Dominic Cardy officially launches new federal political party
Independent New Brunswick MLA Dominic Cardy officially launched a new centrist federal political party, aiming to win the support of disillusioned Liberal and Conservative voters.
The Canadian Future Party, Cardy says, will be a fiscally responsible, socially liberal party that will offer a new political home to Canadians fed up with extremism on both the right and left.
"Canadians have been asked to play a political shell game," Cardy said at a press conference Wednesday in Ottawa.
On the left, Cardy says social programs Canadians need have an increase in spending yielding little result.

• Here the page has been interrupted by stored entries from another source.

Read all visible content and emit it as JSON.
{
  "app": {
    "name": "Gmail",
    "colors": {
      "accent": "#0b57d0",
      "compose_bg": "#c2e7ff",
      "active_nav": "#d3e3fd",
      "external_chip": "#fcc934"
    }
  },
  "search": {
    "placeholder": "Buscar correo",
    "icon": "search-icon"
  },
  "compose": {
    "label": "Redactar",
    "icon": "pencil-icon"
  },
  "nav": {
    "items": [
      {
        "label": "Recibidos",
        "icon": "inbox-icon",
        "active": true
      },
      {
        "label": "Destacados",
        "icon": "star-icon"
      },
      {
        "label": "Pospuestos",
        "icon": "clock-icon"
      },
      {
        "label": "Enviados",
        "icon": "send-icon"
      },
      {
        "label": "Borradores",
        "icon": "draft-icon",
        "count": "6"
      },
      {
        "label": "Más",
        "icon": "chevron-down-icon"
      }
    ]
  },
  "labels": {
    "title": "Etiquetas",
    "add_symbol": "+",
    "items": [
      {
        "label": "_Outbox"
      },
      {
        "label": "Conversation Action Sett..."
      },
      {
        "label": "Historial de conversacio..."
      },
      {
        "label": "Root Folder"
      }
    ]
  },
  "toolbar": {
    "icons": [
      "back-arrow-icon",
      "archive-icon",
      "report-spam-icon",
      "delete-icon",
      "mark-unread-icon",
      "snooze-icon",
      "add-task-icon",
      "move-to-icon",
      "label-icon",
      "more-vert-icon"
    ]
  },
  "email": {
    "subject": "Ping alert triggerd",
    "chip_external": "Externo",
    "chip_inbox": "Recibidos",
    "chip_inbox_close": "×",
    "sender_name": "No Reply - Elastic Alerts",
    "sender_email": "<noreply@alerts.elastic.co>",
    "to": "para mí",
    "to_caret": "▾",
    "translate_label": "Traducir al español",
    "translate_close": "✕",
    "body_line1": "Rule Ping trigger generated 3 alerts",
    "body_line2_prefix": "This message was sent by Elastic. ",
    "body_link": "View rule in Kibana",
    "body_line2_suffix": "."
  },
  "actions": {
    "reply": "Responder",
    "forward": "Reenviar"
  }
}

On the right, "we're supposed to find fiscal discipline," he adds. "But along with it, too often, there’s a mean-spirited approach that blames the most vulnerable for their plight. Selfishness masquerading as liberty that happily misdirects government resources to the wealthy and polices our bodies and our bedrooms."
He ensures that "the Canadian Future Party is for all Canadians and I promise we are going to be courageous, we are going to be competent and we are going to be evidence-based."
Elections Canada recognized the Canadian Future Party as an eligible political party on July 22, and it was officially registered on Aug. 8.
Cardy says the party will run candidates in the Winnipeg and Montreal by-elections scheduled in September.
Cardy is a former Progressive Conservative MLA in New Brunswick and served in Premier Blaine Higgs' cabinet as minister of education and early childhood development.
He resigned from cabinet in 2022, publishing a blistering resignation letter that accused the premier of consolidating power, creating a disrespectful work environment and rejecting evidence-based decision-making.
Prior to his time with the New Brunswick PCs, Cardy served as leader of the New Brunswick New Democratic Party from 2011 to 2016.
The Canadian Future Party is the successor to Centre Ice Conservatives (CIC), a political pressure group which was founded in 2022, in the midst of the Conservative leadership race by former Conservative leadership candidate Rick Peterson.
Cardy served on CIC’s advisory council.
The Canadian Future Party’s website includes an interim policy framework that focuses, in part, on personal freedoms, open government, and responsible spending. The party insists the interim policy framework is not a formal platform, and it will be added to and amended.
"The Canadian Future Party proposes to move not left, not right, but forward," Cardy told reporters, before taking swipes at both Poilievre’s Conservatives and Trudeau’s Liberals.
"I was shocked the other week that Mr. Poilievre, the leader of a Conservative party, came out and said he refused to promise to increase defence spending to two per cent [of GDP]. He is riding on the coat-tails of the American MAGA movement and that sort of politics is not Canadian," said Cardy.
"Equally, when the Liberals talk about how everything is just fine and sunny ways, they’re living in the 1990s. We have got to have a realistic 2024 approach to politics based on Canadian needs," he added.
Conservatives "are not paying much attention to what the former NDP leader says and neither are Canadians," a spokesperson for Conservative Leader Pierre Poilievre said in a statement to CTV News
"If Canadians want to get rid of the disastrous Trudeau government and its punishing carbon tax, which is propped up by Jagmeet Singh and Dominic Cardy’s NDP friends, voting for Pierre Poilievre's common sense Conservatives is the only option. We will axe the tax, build the homes, fix the budget, and stop the crime," said Sebastian Skamski, director of media relations in the Opposition Leader’s Office.
Conservatives "across the country don’t feel welcome in Pierre Poilievre’s far-right Conservative Party," a spokesperson for the Liberal Party said in a statement to CTV News.
"While Pierre Poilievre tries to make deep cuts to the programs Canadians rely on, Justin Trudeau and the Liberal team are focused on building more homes, investing in better public health care, lowering the cost of living, and making sure everyone has a fair shot at success," said Parker Lund, director of communications at the Liberal Party of Canada.